Dans le corps de l’ouvrage, P. Guillaume est traité de « menteur
», de « pervers » et de « salaud » [14] et
on revient sur les procès «qui, ironiquement, assurent aux
révisionnistes une véritable rente publicitaire inespérée [15] ».
Il faut dire qu’on y dénonce aussi « des témoins douteux comme
Élie Wiesel » et que la LICRA y est accusée de « détournement de
cadavres » au profit d’Israël [16] ;
on s’en prend également à «la littérature de gare
concentrationnaire des Bernadac, Steiner, Gray et compagnie qui
fait appel aux plus bas instincts pour se vendre [et] a fait
beaucoup de mal à la recherche historique [17] ».
La zizanie s’est mise dans les rangs de la gauche et de
l’ultra-gauche. Un auteur de romans policiers, Didier Daeninckx,
lève l’étendard de l’épuration antirévisionniste dans les rangs
des intellectuels de gauche. L’universitaire Philippe Videlier,
fortement enclin à la délation, reprend du service.

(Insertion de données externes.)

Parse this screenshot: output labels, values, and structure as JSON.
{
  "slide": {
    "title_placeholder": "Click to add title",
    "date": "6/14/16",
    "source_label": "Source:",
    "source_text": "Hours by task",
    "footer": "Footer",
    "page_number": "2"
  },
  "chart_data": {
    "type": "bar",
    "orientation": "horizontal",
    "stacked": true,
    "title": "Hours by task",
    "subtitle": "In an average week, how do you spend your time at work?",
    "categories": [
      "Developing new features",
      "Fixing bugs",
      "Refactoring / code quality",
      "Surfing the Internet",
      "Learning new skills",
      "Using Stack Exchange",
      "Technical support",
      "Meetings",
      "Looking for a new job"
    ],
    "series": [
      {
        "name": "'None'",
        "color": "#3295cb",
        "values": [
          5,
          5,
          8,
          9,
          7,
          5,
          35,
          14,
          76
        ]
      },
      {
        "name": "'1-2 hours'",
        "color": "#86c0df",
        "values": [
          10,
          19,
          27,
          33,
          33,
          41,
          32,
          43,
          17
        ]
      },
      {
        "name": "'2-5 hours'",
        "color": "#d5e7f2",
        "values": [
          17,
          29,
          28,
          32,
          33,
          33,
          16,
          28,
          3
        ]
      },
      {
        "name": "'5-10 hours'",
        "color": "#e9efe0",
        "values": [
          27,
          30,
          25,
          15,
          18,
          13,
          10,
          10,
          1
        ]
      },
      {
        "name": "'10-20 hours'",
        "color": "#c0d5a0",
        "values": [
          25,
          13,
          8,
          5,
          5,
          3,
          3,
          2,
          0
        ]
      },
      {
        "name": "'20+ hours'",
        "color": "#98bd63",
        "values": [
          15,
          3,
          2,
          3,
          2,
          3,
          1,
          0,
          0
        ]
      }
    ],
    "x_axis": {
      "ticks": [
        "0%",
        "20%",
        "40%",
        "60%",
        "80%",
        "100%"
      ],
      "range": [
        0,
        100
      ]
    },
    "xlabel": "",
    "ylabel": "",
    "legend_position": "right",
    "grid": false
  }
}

L’abbé Pierre lance son appel du 18 juin
Un sondage réalisé par Louis Harris pour
le magazine lyonnais Golias
les 7 et 8 juin fait apparaître que l’abbé
Pierre, comme le dit Libération
(11 juin), «garde la cote chez les
catholiques». Le livre de R. Garaudy se vend bien, malgré les
difficultés de diffusion. Toutefois, en Suisse, il est saisi et
séquestré chez un libraire de Montreux, Aldo Ferraglia, sur
ordonnance d’une jugesse d’instruction de Lausanne, Valérie
Barth. Par la même occasion, cette personne pousse le zèle
jusqu’à faire saisir également deux livres dont je suis
l’auteur, qui ont été publiés en 1982 et 1983 et n’ont jamais
été l’objet de plaintes ou de condamnations en France ou
ailleurs ; elle réserve le même traitement au livre de François
Brigneau : Mais qui est donc le
professeur Faurisson ? ; elle prend
enfin l’initiative d’envoyer des policiers dans des librairies
pour mettre en garde les libraires contre la vente de tout
ouvrage révisionniste. Or, il se trouve que l’abbé Pierre a
quitté l’Italie pour la Suisse. De « Zermatt, le 18 juin », il
envoie à un journaliste du Monde
un fax de douze pages intitulé : «
Vivre la vérité ».
Ce journal a multiplié les articles les
plus venimeux. L’abbé Pierre a, en principe, le droit de
répondre à ces articles. Les lecteurs du
Monde
constatent, jour après jour, que leur quotidien ne publie aucun
texte de l’accusé. Un journaliste du
Monde, avec
l’accord de sa hiérarchie, fait, enfin, miroiter à l’abbé la
possibilité de publier un texte. L’abbé se met au travail. En
trois jours il compose ces douze pages dactylographiées dont,
fidèle à ses habitudes de censure vertueuse, le journal ne
publiera pas une ligne. Dans ce texte, l’abbé assure que son ami
Garaudy, en « cinquante ans de dialogue [...] n’a jamais cessé
de crier l’horreur des crimes, scientifiquement organisés par
les nazis, surtout contre les juifs ». Il dit vivre « la plus
cruelle des épreuves de [s]a longue vie » ; il parle de «
véritable lynchage, étonnamment simultané et identique, comme
sur commande (de qui ?) de tous les médias » ; il dit : « Jamais
sans doute je n’aurai tant eu mal, [tant été] calomnié, insulté,
accusé d’antisémitisme. » Il fait état de ses bonnes relations
avec Shimon Perès et avec leur ami commun, André Chouraqui. Il
proteste de son amour pour les juifs qu’il considère comme une
sorte d’élite, des « ferments », dit-il, mais il dénonce «
l’ivresse sioniste ». Il ne parle quasiment pas du contenu du
livre de R. Garaudy. Il affirme : « Pour moi, au monastère, j’ai
pu au calme lire et annoter le livre incriminé. N’ayant rien pu
y trouver de blâmable et me sachant bien peu savant, j’ai
demandé aux recteurs de deux des plus grandes universités
catholiques en Europe de bien vouloir remettre le livre, traduit
en leur langue, à trois maîtres hautement spécialistes
d’histoire, de théologie et de science biblique. Leurs avis
m’importeront plus que ceux de la LICRA, et aussi de quelques
excellents amis s’étant dits “atterrés devant le livre”. »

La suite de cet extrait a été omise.